Muy distinto es el teatro que propuso Bertold Brecht, quien lo llevó al máximo apogeo marxista. Si el teatro aristotélico pretendía que el teatro fuese un reflejo de la realidad y de las pasiones humanas, Brecht intentó que el espectador cambiara esa realidad. Buscaba de este una actitud crítica, racional, de análisis social e intelectual, pero a la vez produjo contenidos humorísticos, a veces paródicos y siempre de fondo filosófico.
Con esas y otras bases de actuación o de dirección, bien podemos admirar lo que han hecho y siguen haciendo varios artistas en el país, tanto en la capital como en los departamentos. Es decir, las redes del teatro superficial no atraparon a todos los grupos.


De la tragedia al vacío

En nuestro país el conflicto armado, que duró 36 años —de 1960 a 1996—, afectó también al teatro y aún se observan las consecuencias. Fue una época en la que las dictaduras militares sembraron terror al punto de que cercenaron la actividad artística. Algunos actores fueron acusados de comunistas y perseguidos como delincuentes. Poetas, dramaturgos y actrices salieron al exilio.
Es el caso, entre otros, de Abel Solares —Guatemala, 1954—, hoy radicado en Tokio. Salió del país en 1980. Formaba parte de Teatro Vivo, un grupo que se presentaba en áreas marginales, fábricas, escuelas, prisiones o parques. La misma suerte corrieron la actriz Carmen Samayoa, Édgar Flores, Carlos Obregón y Mario González.
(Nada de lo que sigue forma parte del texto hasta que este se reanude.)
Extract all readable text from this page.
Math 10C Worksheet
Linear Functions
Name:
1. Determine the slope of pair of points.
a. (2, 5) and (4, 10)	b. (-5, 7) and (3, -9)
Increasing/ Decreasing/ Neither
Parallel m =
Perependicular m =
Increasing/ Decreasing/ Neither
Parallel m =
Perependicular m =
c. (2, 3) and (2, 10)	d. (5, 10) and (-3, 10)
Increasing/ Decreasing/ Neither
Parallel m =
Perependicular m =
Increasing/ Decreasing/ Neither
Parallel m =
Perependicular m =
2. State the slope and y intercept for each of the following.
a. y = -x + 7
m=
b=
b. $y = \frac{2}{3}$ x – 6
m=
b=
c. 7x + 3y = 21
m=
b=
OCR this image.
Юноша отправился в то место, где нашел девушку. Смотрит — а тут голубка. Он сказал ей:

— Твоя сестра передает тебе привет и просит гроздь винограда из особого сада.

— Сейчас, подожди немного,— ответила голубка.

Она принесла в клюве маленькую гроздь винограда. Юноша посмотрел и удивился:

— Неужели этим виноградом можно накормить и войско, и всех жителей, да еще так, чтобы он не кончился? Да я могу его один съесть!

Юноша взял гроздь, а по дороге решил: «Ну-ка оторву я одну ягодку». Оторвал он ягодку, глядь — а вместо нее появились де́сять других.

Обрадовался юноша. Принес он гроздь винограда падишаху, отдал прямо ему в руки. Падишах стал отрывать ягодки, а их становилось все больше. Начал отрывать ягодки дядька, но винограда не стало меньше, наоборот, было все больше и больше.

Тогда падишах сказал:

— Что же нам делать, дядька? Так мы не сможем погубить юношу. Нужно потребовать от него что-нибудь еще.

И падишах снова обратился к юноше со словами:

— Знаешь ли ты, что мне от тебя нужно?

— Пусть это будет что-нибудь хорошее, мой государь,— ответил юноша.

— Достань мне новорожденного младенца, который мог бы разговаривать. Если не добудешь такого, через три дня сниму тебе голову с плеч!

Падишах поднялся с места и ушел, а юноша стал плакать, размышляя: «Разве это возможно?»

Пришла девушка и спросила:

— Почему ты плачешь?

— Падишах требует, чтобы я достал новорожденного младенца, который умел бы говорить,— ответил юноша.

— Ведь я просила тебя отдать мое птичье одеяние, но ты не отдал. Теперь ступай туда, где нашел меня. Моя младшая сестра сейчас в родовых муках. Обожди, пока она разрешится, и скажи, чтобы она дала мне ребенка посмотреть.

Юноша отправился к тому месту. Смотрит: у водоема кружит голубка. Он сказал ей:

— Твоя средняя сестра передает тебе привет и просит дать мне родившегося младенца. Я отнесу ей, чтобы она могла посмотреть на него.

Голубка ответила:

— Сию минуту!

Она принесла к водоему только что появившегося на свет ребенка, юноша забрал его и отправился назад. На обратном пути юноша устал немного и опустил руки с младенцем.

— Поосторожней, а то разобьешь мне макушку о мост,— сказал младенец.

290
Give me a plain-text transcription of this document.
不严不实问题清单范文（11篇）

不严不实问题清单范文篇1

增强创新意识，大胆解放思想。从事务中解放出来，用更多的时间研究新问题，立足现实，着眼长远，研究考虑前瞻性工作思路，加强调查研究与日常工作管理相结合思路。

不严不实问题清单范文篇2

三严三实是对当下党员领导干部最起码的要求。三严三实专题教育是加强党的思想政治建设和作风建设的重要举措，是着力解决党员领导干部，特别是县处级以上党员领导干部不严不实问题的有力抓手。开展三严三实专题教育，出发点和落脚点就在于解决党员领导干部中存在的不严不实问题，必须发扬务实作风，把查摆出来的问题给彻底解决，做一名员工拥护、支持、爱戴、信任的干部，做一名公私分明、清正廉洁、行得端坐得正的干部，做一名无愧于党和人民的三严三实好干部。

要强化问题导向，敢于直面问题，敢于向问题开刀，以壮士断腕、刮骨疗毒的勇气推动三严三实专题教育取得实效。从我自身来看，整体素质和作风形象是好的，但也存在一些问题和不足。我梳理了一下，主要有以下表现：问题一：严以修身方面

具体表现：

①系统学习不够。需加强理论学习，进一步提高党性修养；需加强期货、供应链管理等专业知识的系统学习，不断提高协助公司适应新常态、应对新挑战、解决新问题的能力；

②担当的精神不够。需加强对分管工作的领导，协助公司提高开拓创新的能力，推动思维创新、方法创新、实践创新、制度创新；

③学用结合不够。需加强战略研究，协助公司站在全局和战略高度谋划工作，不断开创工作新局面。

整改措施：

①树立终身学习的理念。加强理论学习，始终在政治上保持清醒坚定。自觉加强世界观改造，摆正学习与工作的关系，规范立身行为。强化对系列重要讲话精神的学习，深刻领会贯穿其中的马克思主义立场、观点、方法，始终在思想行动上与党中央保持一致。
Este último es, en la actualidad, maestro de maestros en universidades de París.
Peor suerte corrieron, el 29 de enero de 1981, varios artistas, en el antiguo Paraninfo Universitario, cuando fueron baleados mientras compartían sus proyectos con el público. Ese día murieron nueve personas. La actriz Zoila Portillo sobrevivió a 18 balazos. Aquel cuadro hizo que muchos directores y actores cambiaran el rumbo del teatro. Era necesario. De aquel desastre, la actividad teatral se aferró a la comedia, lo cual, como advertíamos en un principio, no es menor ni mayor a la tragedia, pero en honor a los grandes comediantes y virtuosos actores que ha tenido el país, justo es señalar que otros abarataron su huella. Se propagó cierto interés por hacer un teatro menos que cómico; hicieron un teatro que después de la guerra pudo levantar el ancla, pero que se quedó en la fábrica de chiste fácil, del descuido en la actuación y hasta la incongruencia de los contenidos.
“Hay una diferencia radical entre teatro popular y el teatro sensacionalista de mal gusto. De hecho, las dos cosas se confunden, parcialmente”, dijo Mario González, desde París, cuando fue entrevistado por Prensa Libre en el 2003.


Los invisibles

Hubo un tiempo en el que eran antagonistas las bellas artes y el teatro callejero. Se creía que a las salas de teatro iba la gente bien, y a las ferias, la chusma. El teatro era para la gente culta, y el circo, para los pobres. Eso ha cambiado, afortunadamente.
Una de las actrices más respetadas, Patricia Orantes, destaca del teatro guatemalteco actual el importante trabajo que hacen varios artistas que suelen pasar inadvertidos: “Ahí está don José León Coloch dirigiendo el Rabinal Achi’. Allí está la gente de los barrios contando su tragedia. Pero no se ven, no aparecen en las carteleras con fotos a colores y ofertas. Allí están los jóvenes de Quetzaltenango, los Armadillos, los Andamios, los Sotziles, los Lúdicos, los jóvenes de las muestras de teatro, los estudiantes, los que no dejan de formarse. Ese es otro territorio que no persigue la seriedad ni la risa. ¿Por qué el facilismo? ¿Por qué la búsqueda de la taquilla? No sé, quizás porque el mundo globalizado empuja a no pensar, empuja a la individualidad, a la venta, a la oferta y la demanda. Y estaría difícil vender heridas, vender la realidad, vender pensamiento”.
Algo mágico sucede cuando el espectador y el actor interactúan. Un universo es creado.
El teatro es una herramienta poderosa, pero muchas compañías exitosas desaprovechan el poder de convocatoria que tienen y optan por estafar al público, pues le ofrecen hienas con piel de oveja; lo hacen con tal cinismo que convendría poner en práctica el uso del libro de la Diaco cada vez que se cierra el telón.